Thursday, January 30, 2014

Close-up Listening Unleashes the Whimy and the Pain

Playing Mozart for a close-up audience is altogether different from assuming their ears to be a city block away or distanced from me by virtue of microphones and amplifiers.

One listener was surprised at his whimsy.  Another said she had no idea that Mozart could be humorous: she actually laughed aloud during the B-flat K 281 Sonata accompanied by chuckles from various corners of the room.  Do I intend for them to have that reaction?  Not really; I am just having as much fun as possible.  Their reactions are strictly up to them.

The Adagio in B minor K 540 had a similar effect but in the opposite direction.  In this work Mozart goes out of his way, requiring even hand-crossing, a technique he usually exploits for moments of virtuosity or exuberance, but here to make audible that a repeated tone may be the most important thing happening.  It is literally heart-wrenching that pitches added chromatically into the repeated vibration untune it, as it were. 

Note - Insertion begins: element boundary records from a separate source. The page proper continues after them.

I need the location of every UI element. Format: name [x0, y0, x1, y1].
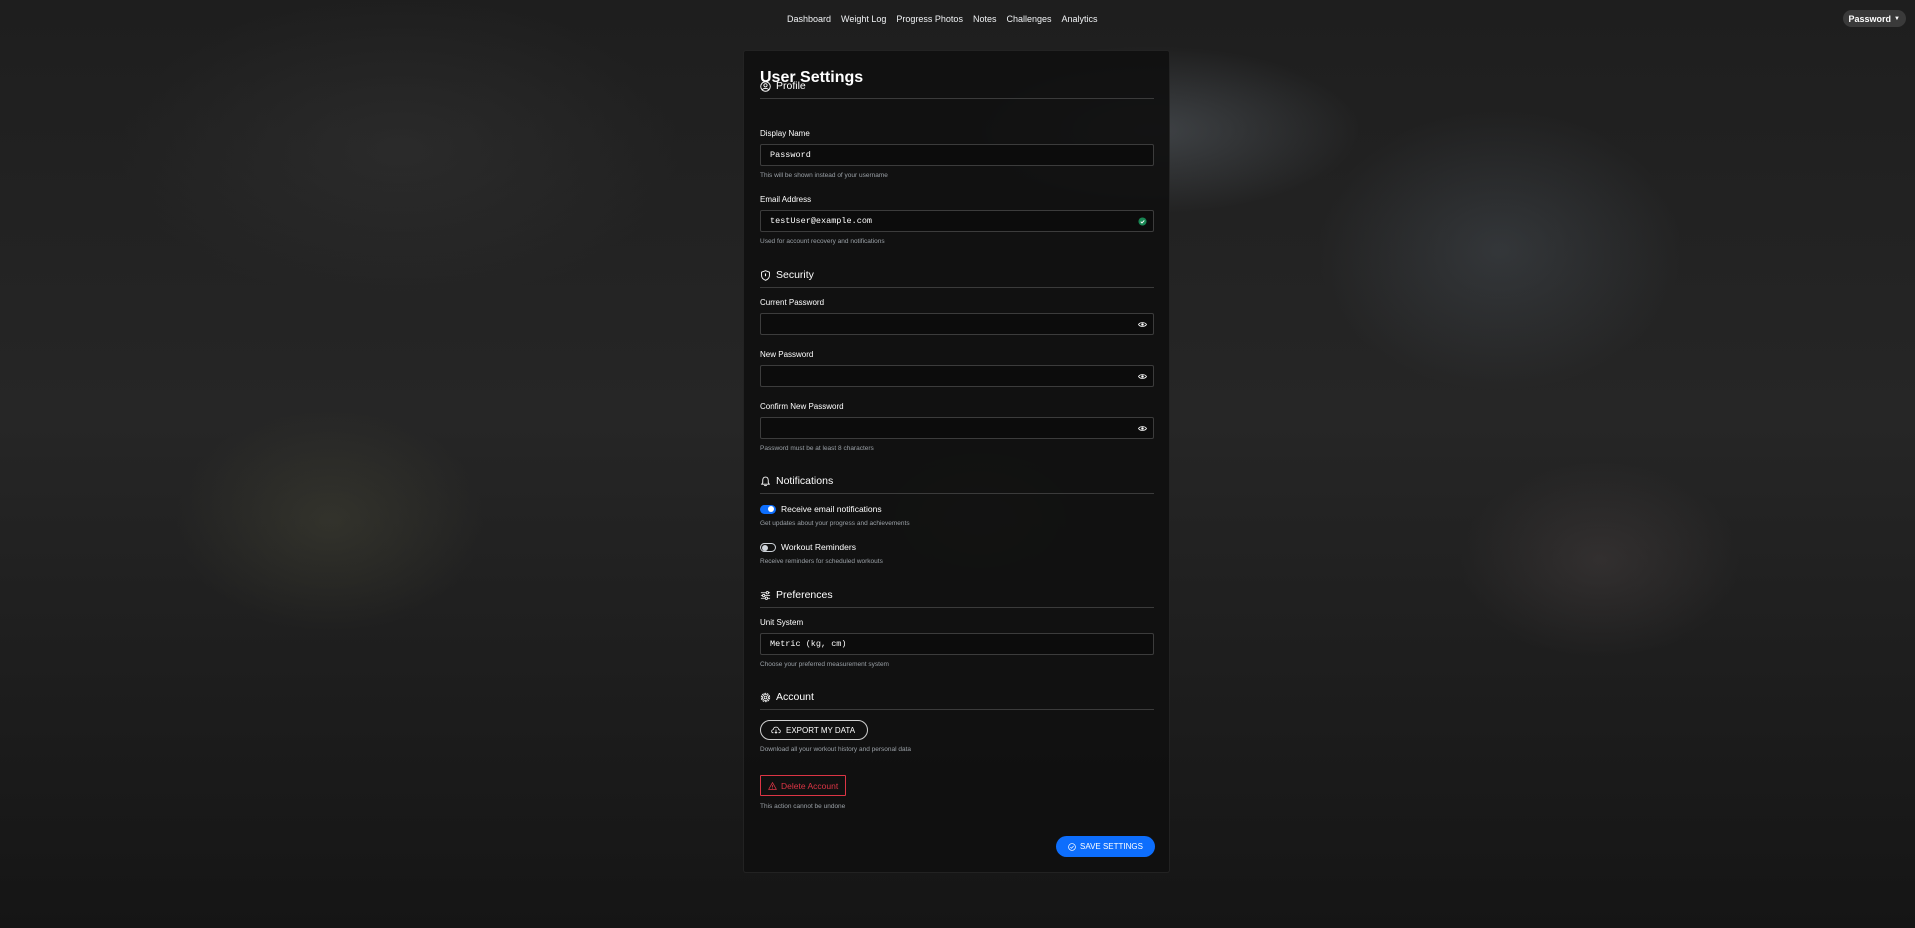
caret-down-icon: ▼: [1894, 15, 1900, 22]
eye-icon[interactable]: [1138, 372, 1147, 381]
export-data-label: EXPORT MY DATA: [786, 725, 856, 735]
export-data-button[interactable]: EXPORT MY DATA: [760, 720, 869, 740]
nav-link-analytics[interactable]: Analytics: [1062, 14, 1098, 24]
section-profile-title: Profile: [776, 80, 806, 92]
section-notifications-title: Notifications: [776, 475, 834, 487]
workout-reminders-help: Receive reminders for scheduled workouts: [760, 558, 883, 565]
delete-account-label: Delete Account: [781, 780, 839, 791]
workout-reminders-label: Workout Reminders: [781, 542, 856, 552]
display-name-field[interactable]: [760, 144, 1154, 166]
email-notifications-toggle[interactable]: [760, 504, 776, 514]
email-notifications-row: Receive email notifications: [760, 504, 882, 514]
top-navbar: Dashboard Weight Log Progress Photos Not…: [0, 0, 1915, 41]
section-security-heading: Security: [760, 269, 1154, 288]
bell-icon: [760, 475, 771, 487]
password-help: Password must be at least 8 characters: [760, 445, 874, 452]
shield-icon: [760, 269, 771, 281]
email-field[interactable]: [760, 210, 1154, 232]
section-security-title: Security: [776, 269, 814, 281]
current-password-input[interactable]: [770, 319, 1144, 329]
display-name-help: This will be shown instead of your usern…: [760, 172, 888, 179]
unit-system-help: Choose your preferred measurement system: [760, 661, 889, 668]
section-account-heading: Account: [760, 691, 1154, 710]
eye-icon[interactable]: [1138, 424, 1147, 433]
confirm-password-field[interactable]: [760, 417, 1154, 439]
save-settings-button[interactable]: SAVE SETTINGS: [1056, 836, 1155, 857]
gear-icon: [760, 691, 771, 703]
workout-reminders-row: Workout Reminders: [760, 542, 856, 552]
unit-system-value: Metric (kg, cm): [770, 639, 847, 649]
display-name-label: Display Name: [760, 129, 810, 138]
confirm-password-input[interactable]: [770, 423, 1144, 433]
nav-link-challenges[interactable]: Challenges: [1006, 14, 1051, 24]
section-notifications-heading: Notifications: [760, 475, 1154, 494]
delete-account-help: This action cannot be undone: [760, 803, 846, 810]
current-password-field[interactable]: [760, 313, 1154, 335]
email-label: Email Address: [760, 195, 812, 204]
warning-triangle-icon: [768, 781, 777, 790]
nav-link-dashboard[interactable]: Dashboard: [787, 14, 831, 24]
nav-link-weight-log[interactable]: Weight Log: [841, 14, 886, 24]
settings-card: User Settings Profile Display Name This …: [743, 50, 1170, 873]
email-help: Used for account recovery and notificati…: [760, 238, 885, 245]
workout-reminders-toggle[interactable]: [760, 542, 776, 552]
person-circle-icon: [760, 80, 771, 92]
nav-links: Dashboard Weight Log Progress Photos Not…: [787, 14, 1098, 24]
user-menu-label: Password: [1848, 13, 1892, 24]
sliders-icon: [760, 589, 771, 601]
new-password-input[interactable]: [770, 371, 1144, 381]
delete-account-button[interactable]: Delete Account: [760, 775, 847, 796]
current-password-label: Current Password: [760, 298, 825, 307]
confirm-password-label: Confirm New Password: [760, 402, 844, 411]
new-password-label: New Password: [760, 350, 814, 359]
section-account-title: Account: [776, 691, 814, 703]
unit-system-label: Unit System: [760, 618, 804, 627]
new-password-field[interactable]: [760, 365, 1154, 387]
user-menu-button[interactable]: Password ▼: [1842, 10, 1906, 27]
eye-icon[interactable]: [1138, 320, 1147, 329]
unit-system-select[interactable]: Metric (kg, cm): [760, 633, 1154, 655]
section-preferences-title: Preferences: [776, 589, 833, 601]
section-profile-heading: Profile: [760, 80, 1154, 99]
nav-link-notes[interactable]: Notes: [973, 14, 997, 24]
email-input[interactable]: [770, 216, 1144, 226]
email-notifications-help: Get updates about your progress and achi…: [760, 520, 910, 527]
display-name-input[interactable]: [770, 150, 1144, 160]
save-settings-label: SAVE SETTINGS: [1080, 842, 1143, 851]
nav-link-progress-photos[interactable]: Progress Photos: [896, 14, 963, 24]
export-data-help: Download all your workout history and pe…: [760, 746, 912, 753]
cloud-download-icon: [771, 726, 781, 734]
check-circle-icon: [1068, 842, 1076, 851]
email-notifications-label: Receive email notifications: [781, 504, 882, 514]
section-preferences-heading: Preferences: [760, 589, 1154, 608]
check-circle-icon: [1138, 217, 1147, 226]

These people did not miss a thing.

I have long been pretty sure that Mozart made his reputation as a player by maintaining an improvisatory approach to every performance, that he could not repeat himself; and that this whimsy is composed into the works.  It reminded me of hearing Horszowski for the first time: having loved every sound he made, I went promptly the next morning to buy the music.  But try as I could I could not emulate his playing: I simply could not find it, though the printed notes were the same.